# My moose hunt



## On a call (Mar 3, 2010)

Hope you like this bow moose hunt. After seeing the last video thought you might like this one too.

http://www.youtube.com/user/ladysanimage?feature=mhee#p/a/u/0/njJYCKJa4aHg


----------



## Mattuk (Oct 16, 2010)

I can't get to the video Brian.


----------



## On a call (Mar 3, 2010)

Try again...then click on the side Moose hunt.


----------



## SWAMPBUCK10PT (Apr 5, 2010)

GOOD SHOW----HAD TO BE EXCITING------


----------



## youngdon (Mar 10, 2010)

I like the look on his face when he has no idea where that bull is.


----------



## Mattuk (Oct 16, 2010)

Very good, I thought he was going to get done. He did well to keep still! What part did you play in this Brian?


----------



## On a call (Mar 3, 2010)

Nothing on my part other than I shot him.

Only joking...a friend sent it to me through email and just forwarded it.


----------



## bones44 (Jan 7, 2011)

I was gonna say that had to have been taken a few years ago or you age really well Brian....LMAO


----------



## Mattuk (Oct 16, 2010)

bones44 said:


> I was gonna say that had to have been taken a few years ago or you age really well Brian....LMAO


Aged well Brian was in cocoon!


----------



## On a call (Mar 3, 2010)

If you consider fat being in a cocoon I am on that.

Trying to age too fast but man life is tuff at times and hard too and a pain as well...but then a break in the weather, life shines


----------



## youngdon (Mar 10, 2010)

That's just the light at the end of the tunnel... LOL

From the train !


----------



## On a call (Mar 3, 2010)

And here I thought it was a spot light, I heard a call easy money over here...easy money, just look this way, easy money.


----------



## hassell (Feb 9, 2010)

Nice Bull, thank goodness he was blind in his left eye.


----------



## On a call (Mar 3, 2010)

Hey Rick I thought the same thing...he did not seem to pay much/any attention to the hunter. And at only 5 yards to boot.

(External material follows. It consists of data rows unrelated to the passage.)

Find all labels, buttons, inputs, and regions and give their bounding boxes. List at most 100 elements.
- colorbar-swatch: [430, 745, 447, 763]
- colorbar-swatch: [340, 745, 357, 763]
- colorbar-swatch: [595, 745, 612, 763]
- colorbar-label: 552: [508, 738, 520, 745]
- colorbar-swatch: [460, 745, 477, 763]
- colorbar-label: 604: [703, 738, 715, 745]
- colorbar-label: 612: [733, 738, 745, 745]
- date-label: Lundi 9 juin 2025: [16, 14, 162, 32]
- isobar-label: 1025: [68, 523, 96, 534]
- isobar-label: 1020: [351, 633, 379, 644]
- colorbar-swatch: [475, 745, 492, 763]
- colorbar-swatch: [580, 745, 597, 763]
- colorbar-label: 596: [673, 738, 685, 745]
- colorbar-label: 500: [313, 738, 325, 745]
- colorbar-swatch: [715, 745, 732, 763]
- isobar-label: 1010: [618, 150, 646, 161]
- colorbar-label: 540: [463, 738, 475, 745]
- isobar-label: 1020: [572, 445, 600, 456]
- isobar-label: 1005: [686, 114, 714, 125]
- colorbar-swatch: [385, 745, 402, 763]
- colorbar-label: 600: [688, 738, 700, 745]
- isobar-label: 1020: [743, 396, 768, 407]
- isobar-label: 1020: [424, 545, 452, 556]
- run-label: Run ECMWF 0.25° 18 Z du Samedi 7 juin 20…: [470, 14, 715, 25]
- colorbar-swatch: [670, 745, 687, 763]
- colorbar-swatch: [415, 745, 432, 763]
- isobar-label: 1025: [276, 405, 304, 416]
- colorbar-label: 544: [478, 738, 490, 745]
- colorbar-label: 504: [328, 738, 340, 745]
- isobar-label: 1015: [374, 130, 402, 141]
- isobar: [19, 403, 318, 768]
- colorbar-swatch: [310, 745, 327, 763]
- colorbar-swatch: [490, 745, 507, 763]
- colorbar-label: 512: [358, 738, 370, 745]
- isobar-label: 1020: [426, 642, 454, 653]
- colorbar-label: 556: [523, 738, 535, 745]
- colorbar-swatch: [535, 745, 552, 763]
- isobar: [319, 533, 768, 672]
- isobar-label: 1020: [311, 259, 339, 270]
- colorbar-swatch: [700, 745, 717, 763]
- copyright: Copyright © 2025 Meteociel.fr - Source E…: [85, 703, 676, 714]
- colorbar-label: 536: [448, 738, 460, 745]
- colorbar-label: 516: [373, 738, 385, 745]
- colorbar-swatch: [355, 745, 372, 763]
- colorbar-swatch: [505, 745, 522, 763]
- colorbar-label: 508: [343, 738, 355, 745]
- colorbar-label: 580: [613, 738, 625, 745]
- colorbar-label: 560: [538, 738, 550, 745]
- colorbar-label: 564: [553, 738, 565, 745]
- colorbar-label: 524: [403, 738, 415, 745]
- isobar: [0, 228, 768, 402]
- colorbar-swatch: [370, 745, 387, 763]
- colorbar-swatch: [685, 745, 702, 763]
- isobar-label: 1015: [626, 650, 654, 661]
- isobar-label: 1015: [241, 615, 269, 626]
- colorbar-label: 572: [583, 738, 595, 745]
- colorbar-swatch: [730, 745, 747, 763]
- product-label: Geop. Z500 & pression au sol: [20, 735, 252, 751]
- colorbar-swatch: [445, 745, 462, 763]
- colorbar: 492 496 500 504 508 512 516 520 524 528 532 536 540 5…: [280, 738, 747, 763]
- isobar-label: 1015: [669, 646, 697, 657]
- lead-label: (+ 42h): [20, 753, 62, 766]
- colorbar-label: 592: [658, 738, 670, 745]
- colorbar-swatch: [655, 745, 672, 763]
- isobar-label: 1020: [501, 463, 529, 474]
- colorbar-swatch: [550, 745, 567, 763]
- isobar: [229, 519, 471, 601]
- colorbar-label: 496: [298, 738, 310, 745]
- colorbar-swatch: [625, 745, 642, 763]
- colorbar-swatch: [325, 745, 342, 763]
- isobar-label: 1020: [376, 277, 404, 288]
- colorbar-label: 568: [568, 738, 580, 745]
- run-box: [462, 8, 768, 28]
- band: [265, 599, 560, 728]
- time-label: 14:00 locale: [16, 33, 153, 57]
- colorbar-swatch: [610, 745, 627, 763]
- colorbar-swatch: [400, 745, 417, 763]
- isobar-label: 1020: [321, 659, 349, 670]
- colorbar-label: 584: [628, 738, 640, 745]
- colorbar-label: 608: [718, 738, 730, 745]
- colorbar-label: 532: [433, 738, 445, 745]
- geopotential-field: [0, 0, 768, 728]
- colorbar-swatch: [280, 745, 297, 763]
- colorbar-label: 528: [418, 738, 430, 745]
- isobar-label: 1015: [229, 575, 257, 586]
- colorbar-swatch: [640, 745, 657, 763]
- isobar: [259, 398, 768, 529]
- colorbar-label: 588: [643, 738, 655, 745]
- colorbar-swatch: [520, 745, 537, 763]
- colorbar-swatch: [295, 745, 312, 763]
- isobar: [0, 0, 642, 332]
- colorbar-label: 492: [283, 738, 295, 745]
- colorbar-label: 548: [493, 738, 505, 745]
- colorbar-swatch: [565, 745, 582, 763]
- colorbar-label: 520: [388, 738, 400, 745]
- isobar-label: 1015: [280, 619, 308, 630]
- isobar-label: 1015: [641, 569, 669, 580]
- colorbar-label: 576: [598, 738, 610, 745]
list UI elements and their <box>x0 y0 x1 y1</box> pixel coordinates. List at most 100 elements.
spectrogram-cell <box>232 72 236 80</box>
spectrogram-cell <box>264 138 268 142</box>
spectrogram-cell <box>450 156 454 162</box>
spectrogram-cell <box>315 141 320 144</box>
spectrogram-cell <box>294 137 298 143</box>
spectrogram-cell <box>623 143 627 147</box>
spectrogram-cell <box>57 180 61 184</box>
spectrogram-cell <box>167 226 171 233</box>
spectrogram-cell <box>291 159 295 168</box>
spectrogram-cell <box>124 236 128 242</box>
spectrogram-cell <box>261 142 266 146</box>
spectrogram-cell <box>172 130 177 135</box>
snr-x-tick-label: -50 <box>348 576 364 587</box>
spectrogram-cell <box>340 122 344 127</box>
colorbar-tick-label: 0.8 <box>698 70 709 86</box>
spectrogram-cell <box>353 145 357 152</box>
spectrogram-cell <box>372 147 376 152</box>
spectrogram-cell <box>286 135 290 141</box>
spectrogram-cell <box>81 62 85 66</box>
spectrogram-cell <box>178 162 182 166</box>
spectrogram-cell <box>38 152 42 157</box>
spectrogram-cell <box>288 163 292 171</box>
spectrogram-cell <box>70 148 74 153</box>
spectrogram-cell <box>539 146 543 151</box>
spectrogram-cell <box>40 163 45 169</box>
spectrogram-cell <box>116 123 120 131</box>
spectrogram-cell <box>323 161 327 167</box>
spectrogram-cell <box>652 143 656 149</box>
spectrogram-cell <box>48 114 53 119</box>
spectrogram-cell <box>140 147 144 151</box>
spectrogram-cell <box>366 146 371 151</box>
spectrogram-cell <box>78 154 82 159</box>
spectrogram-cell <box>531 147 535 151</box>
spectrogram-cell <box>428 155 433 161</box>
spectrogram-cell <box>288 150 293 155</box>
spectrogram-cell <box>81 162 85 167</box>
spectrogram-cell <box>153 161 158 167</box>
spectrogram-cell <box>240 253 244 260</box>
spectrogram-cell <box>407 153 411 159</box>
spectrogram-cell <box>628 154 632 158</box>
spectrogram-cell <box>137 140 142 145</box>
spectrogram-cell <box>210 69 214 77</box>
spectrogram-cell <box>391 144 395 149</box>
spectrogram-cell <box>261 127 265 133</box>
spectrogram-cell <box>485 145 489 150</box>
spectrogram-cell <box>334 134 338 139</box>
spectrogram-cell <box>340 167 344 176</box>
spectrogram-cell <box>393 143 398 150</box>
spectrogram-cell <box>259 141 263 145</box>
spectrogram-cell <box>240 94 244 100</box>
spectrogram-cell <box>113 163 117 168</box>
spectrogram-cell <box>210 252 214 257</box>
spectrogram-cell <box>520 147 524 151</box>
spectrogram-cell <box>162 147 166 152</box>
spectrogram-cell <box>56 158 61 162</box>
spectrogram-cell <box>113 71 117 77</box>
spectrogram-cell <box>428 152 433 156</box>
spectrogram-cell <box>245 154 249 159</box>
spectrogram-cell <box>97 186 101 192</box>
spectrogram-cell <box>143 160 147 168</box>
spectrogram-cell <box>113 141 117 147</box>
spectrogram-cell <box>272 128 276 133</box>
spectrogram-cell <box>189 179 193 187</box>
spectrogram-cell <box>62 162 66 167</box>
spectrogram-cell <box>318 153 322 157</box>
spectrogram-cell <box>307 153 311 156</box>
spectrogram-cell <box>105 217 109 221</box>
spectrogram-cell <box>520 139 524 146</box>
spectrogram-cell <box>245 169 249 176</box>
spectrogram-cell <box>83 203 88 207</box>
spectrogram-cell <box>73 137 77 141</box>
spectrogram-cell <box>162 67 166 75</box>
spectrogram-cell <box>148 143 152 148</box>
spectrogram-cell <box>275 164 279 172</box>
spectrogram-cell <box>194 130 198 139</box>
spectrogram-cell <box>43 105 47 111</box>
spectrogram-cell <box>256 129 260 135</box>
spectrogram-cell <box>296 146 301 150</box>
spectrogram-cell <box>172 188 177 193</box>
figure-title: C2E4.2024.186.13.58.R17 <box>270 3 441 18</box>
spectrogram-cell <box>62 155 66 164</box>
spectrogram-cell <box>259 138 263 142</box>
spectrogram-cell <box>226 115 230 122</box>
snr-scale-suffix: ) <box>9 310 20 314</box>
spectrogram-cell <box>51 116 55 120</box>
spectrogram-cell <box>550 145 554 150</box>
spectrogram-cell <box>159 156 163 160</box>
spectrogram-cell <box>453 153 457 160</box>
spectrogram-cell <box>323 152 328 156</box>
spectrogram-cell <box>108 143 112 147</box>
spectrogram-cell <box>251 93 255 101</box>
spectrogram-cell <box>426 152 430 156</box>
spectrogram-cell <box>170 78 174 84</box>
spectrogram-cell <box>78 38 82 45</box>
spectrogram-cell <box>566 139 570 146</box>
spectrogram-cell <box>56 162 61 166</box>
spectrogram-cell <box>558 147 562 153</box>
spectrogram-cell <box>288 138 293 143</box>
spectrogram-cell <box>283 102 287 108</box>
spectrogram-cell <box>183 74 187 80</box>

Have you ever seen a double palmed moose ?


----------



## hassell (Feb 9, 2010)

On a call said:


> Hey Rick I thought the same thing...he did not seem to pay much/any attention to the hunter. And at only 5 yards to boot.
> 
> Have you ever seen a double palmed moose ?


 Not that I can remember But then again I usually never bothered shooting those little ones.


----------



## knapper (Feb 5, 2010)

We found a drop that had two rows of brow tines and a single palm. It looked like a elk/moose cross. We only found one side and it had in all 18 different points, counting anything over 1" a point. They get that way when they are old.


----------



## On a call (Mar 3, 2010)

I am getting old...does that mean I will develop more points ?


----------



## knapper (Feb 5, 2010)

they will get uneven and grow in many different ways, caribou will get fewer points and have very heavy beams and not be as god to show off. They are put in atipival when scored by boon and crocket.


----------



## youngdon (Mar 10, 2010)

On a call said:


> I am getting old...does that mean I will develop more points ?


No you are going to be stuck with the same little pricket horn you always had....You will be scored on the Betty& Crocker point system .


----------



## On a call (Mar 3, 2010)

ha ha...like that one, Betty & Crocker.

I am going to have be mounted.


----------



## youngdon (Mar 10, 2010)

"That's what she said" !


----------



## On a call (Mar 3, 2010)

Which one...Betty or Crocker ?


----------



## youngdon (Mar 10, 2010)

Would it make a difference ?


----------



## On a call (Mar 3, 2010)

I thought you were talking from experience ?


----------



## youngdon (Mar 10, 2010)

No ...Just to you.


----------



## On a call (Mar 3, 2010)

Well according to thier point system I bet I do fairly well. Might be a trophy.


----------



## youngdon (Mar 10, 2010)

Hang yourself on a nail and send us a picture !


----------



## On a call (Mar 3, 2010)

Might be a mount like that one on the Adams Family wall


----------